The LS has been almost invisible in Australia for about a year as Lexus – and its customers who have been eyeing the new model after its unveiling a year ago in Detroit – effectively pulled the shutters down on the old unit.
The latest LS is a ground-up development, developed jointly with the Lexus LC sports coupe that was launched in Australia in June last year.
The two models share the innovative light-weight Global Architecture Luxury platform and other technologies such as the new hybrid powertrain.
But while the LC gets V8 power in its hi-po version, the big LS gets more fuel-efficient 3.5-litre V6 engines in both the petrol and hybrid powertrains.
In the case of the petrol LS500, the all-new twin-turbo V6 produces 310kW of power and 600Nm of torque, which is more power and torque than the 285kW/493Nm 4.6-litre normally aspirated V8 it replaces.
Bolted on to a class-first 10-speed automatic transmission driving the rear wheels, this engine shifts the 2.2-tonne behemoth from zero to 100km/h in 5.0 seconds – 0.9s quicker than before – while consuming a claimed 9.5 litres of premium unleaded per 100km – down from the V8’s 10.7L/100km.
The hybrid LS500h borrows its hybrid powertrain from the LC sportscar, combining a 220kW/350Nm normally aspirated V6 with a 132kW/300Nm electric motor to power the rear wheels via a multi-stage continuously variable transmission (CVT).
Combined power peaks at 264kW, which represents a drop of 16kW over the previous LS600hL hybrid with its 4.6-litre V8. However, the new LS500 is not only quicker to 100km/h (5.4s versus 6.3s) but also less thirsty (6.6L/100km versus 8.6L/100km).
For the first time, the LS hybrid stores its electricity in a lithium-ion battery rather than a nickel-metal hydride unit, saving 20 per cent of space to free up more room in the boot.
At 5235mm long, 1900mm wide and 1450mm tall, the new LS is longer (+25mm), wider (+25mm) and lower (-15mm) than the previous long-wheelbase version. The previous model was produced in two wheelbase lengths, but the new car sits on a single 3125mm base, which is 35mm longer than the previous stretch version.
The roof line has been dropped by employing a sunroof that slides outside the roof, instead of inside it, allowing the designers to give the roof line a more sporty, coupe-style profile without losing rear-seat headroom.
The unique body construction that blends aluminium with steel with a number of world-first fixing techniques helps to endow the LS with the lowest centre of gravity in its class.
All LS variants ride on adaptive air suspension and 20-inch alloy wheels with run-flat tyres, but the sportier F Sport gets wider rear wheels and tyres, while the luxurious Sports Luxury has noise-dissipating alloys.
The F Sport – distinguished by black exterior items such as the grille, sill trims and brake callipers – also gets high-performance brakes, variable gear-ratio steering, dynamic rear steering and active stabiliser bars.

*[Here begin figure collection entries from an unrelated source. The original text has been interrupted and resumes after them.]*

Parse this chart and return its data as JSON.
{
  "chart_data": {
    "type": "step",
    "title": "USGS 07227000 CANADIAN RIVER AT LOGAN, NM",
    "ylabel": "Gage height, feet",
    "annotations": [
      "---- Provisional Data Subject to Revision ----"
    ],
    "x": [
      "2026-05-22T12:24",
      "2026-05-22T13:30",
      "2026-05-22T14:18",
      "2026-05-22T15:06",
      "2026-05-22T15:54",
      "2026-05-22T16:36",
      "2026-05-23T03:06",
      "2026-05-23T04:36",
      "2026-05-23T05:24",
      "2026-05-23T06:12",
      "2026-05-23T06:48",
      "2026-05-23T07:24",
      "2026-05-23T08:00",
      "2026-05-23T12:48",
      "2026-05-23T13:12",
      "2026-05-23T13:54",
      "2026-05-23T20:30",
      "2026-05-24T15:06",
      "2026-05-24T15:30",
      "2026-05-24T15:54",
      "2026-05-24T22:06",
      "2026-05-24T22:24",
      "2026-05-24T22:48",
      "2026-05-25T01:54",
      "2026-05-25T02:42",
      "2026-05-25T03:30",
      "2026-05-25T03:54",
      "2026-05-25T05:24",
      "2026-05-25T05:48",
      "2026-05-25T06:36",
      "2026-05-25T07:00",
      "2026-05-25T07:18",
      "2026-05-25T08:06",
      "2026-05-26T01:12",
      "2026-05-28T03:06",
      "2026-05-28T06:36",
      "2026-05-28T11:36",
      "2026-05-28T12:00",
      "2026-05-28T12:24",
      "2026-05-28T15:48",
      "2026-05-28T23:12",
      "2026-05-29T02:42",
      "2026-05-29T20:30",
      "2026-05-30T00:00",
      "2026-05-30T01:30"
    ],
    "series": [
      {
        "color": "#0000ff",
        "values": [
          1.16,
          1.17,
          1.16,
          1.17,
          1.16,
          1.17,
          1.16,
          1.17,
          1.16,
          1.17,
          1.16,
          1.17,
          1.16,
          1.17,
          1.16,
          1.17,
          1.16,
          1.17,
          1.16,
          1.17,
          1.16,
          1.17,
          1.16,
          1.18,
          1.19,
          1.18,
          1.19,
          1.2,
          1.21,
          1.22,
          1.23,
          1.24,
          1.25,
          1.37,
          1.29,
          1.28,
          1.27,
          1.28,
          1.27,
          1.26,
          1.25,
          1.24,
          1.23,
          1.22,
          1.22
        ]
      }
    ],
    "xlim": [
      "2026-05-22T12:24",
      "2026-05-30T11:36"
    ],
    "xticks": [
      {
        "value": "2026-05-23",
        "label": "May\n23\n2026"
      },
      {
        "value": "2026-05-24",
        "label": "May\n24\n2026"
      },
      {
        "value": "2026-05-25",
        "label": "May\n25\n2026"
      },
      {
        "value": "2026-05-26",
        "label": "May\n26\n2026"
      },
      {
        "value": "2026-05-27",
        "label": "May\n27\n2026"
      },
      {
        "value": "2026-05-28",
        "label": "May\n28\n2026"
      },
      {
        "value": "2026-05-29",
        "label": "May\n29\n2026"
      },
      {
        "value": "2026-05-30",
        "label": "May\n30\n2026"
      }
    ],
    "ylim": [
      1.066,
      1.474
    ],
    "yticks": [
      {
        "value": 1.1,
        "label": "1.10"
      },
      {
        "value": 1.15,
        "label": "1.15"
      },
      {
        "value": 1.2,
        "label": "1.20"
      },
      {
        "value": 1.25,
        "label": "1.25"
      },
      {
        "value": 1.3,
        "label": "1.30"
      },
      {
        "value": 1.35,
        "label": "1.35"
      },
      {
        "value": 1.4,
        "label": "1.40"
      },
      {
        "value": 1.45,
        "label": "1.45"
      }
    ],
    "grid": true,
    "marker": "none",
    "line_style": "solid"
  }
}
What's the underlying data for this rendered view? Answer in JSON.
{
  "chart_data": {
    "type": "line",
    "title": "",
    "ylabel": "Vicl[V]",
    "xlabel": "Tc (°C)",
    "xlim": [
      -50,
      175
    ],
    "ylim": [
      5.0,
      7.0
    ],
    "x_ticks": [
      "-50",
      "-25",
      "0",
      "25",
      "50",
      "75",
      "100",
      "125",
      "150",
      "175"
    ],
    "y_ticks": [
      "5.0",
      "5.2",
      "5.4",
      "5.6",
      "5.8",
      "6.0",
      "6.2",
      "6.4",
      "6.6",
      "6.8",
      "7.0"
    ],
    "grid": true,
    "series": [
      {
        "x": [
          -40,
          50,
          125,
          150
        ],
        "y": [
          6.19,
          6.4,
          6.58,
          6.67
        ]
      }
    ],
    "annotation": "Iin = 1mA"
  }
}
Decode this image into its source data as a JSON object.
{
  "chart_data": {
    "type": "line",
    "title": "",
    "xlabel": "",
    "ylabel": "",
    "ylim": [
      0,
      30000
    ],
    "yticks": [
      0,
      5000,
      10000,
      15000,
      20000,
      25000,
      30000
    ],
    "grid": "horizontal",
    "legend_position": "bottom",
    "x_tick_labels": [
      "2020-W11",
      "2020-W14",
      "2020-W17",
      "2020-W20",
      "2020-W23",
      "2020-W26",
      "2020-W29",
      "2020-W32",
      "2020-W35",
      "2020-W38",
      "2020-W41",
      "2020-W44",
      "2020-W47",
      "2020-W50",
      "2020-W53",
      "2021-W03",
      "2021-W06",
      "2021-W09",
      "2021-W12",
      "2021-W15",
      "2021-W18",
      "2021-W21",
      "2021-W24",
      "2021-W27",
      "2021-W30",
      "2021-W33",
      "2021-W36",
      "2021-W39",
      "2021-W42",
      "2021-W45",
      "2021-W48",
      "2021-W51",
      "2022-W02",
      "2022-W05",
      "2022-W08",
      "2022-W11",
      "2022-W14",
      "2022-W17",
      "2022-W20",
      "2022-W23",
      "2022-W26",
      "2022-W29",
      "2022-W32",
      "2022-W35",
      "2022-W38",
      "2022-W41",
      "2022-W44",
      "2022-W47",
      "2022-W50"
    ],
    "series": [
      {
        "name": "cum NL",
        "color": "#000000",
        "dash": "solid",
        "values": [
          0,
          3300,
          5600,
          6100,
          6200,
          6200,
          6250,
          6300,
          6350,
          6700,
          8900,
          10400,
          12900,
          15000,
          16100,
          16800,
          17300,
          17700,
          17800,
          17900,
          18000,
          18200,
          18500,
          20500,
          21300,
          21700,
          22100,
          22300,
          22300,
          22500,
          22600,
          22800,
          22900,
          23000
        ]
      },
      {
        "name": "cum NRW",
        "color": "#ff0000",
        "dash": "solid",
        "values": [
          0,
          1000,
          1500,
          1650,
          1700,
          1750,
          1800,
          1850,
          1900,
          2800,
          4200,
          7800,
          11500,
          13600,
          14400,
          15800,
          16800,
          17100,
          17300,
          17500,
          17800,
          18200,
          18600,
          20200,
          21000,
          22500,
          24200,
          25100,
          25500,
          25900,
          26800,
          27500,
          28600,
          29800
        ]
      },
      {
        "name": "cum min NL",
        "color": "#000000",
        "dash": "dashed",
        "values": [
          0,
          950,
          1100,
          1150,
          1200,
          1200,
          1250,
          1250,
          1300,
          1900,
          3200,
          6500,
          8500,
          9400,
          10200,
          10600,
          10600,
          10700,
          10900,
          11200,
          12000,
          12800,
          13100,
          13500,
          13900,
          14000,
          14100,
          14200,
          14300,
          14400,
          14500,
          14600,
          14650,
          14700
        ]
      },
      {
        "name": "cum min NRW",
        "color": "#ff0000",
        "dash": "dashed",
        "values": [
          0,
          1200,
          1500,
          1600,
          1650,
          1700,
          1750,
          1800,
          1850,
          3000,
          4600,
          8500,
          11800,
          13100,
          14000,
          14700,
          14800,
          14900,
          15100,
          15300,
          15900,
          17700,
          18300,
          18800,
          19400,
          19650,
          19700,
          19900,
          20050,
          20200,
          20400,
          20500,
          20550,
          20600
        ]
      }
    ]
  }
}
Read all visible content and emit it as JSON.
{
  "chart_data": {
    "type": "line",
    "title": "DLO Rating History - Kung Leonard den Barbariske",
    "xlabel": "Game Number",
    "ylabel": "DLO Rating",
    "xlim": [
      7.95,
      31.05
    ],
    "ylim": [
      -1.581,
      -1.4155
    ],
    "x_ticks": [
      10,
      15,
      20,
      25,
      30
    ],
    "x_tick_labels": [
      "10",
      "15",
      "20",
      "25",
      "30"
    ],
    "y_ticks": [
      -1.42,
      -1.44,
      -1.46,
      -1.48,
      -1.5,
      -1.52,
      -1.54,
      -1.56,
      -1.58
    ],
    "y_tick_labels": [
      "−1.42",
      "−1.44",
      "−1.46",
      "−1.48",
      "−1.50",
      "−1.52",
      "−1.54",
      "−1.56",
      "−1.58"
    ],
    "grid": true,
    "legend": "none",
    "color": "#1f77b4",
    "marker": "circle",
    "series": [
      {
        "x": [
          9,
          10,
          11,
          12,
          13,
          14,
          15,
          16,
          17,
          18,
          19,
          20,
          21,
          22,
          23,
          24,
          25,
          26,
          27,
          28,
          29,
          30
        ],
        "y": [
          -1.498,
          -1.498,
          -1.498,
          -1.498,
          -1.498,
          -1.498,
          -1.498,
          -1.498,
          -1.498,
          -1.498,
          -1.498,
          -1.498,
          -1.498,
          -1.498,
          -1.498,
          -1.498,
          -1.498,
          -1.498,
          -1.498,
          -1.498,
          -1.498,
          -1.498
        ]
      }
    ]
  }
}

The Sports Luxury has four-zone climate control with rear cooler, 22-way power rear seats with ottoman leg rests and seven massage programs, and DVD entertainment for rear-seat passengers who can stretch out in lay-back seats with 86mm more legroom than before.
Up front, the front seats have 28-way electric adjustment – including adjustable pneumatic padding – while the all-digital dash features a 12.3-inch multi-media screen, the biggest head-up display in the business and Mark Levinson audio system with 23 speakers.
The leather-clad front and rear seats are heated, while the front pews also have ventilation.
Headlights have the latest adaptive technology, and the doors and boot close electrically.